Today”s Affirmation:

Today I live and walk in truth.

It takes a lot of courage to show your dreams to someone else – Erma Bombeck

Today, I am still in turmoil. I feel like I’m back to square one in terms of my emotional progress. Usually, when I feel overwhelmed I either want to be alone or I seek the company of my sister. She is one of my best friends and always gives me the unvarnished truth about my situations. Spending time with her always improves my moods.

I completely unburdened myself to her. I didn’t hold anything back. And there was no judgement. When we walk in truth and light, there is nothing but love. And when we show people who we really are, yes it makes us vulnerable, but it also empowers us. This is who we are and that is all there is. No pretense. Walking in truth, emboldens us in all aspects of our life. Being true and real and showing ourselves as we truly are helps us grow towards an authentic life and that should be the only way we want to live.
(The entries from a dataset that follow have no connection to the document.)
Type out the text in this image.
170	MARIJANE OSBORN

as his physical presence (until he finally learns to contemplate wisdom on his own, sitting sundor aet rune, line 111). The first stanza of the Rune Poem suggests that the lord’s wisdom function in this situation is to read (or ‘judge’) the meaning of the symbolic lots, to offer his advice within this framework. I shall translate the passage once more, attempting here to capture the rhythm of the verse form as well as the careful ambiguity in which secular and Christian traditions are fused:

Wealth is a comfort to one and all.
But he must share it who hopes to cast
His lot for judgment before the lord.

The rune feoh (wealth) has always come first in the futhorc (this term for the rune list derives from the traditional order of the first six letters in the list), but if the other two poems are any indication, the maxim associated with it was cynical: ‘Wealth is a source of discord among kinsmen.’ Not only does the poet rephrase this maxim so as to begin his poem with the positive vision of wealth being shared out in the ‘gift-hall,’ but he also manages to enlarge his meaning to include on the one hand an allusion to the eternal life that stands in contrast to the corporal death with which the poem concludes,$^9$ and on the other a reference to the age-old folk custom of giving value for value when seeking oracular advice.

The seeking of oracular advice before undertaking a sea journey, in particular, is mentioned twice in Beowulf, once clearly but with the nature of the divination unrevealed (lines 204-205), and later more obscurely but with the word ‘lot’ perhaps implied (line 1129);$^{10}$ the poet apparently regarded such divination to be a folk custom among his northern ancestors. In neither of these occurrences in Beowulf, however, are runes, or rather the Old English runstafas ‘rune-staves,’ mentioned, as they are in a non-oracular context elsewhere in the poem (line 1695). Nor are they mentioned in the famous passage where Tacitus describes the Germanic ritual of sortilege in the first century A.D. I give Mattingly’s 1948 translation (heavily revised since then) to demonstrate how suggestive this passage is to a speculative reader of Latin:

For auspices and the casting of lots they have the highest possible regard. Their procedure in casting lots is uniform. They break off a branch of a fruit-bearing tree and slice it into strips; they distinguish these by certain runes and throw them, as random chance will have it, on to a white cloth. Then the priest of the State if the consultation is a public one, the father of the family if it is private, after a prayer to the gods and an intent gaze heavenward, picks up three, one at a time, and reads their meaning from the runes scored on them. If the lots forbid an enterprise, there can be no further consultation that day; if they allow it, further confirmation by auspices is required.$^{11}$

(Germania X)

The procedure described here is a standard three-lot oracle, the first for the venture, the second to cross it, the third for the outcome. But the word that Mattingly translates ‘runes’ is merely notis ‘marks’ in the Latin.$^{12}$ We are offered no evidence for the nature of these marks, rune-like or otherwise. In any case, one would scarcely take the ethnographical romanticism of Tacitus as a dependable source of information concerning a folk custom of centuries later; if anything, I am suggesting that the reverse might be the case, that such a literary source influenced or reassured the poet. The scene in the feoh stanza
Tomorrow is my birthday and I know this adds to my sadness. All this confusion and sadness was impacting on my gift-giving as well. I couldn’t focus on gift giving, when I was thinking only about myself. But the opportunity to give still presented itself. A friend of mine called me up and suggested that we go out for a bit. I decided that this will be my gift. I will take this opportunity to give my time despite how low I was feeling. Turned out being out, being out helped my mood a bit. I am certainly grateful for my sister and the blessing of my friend.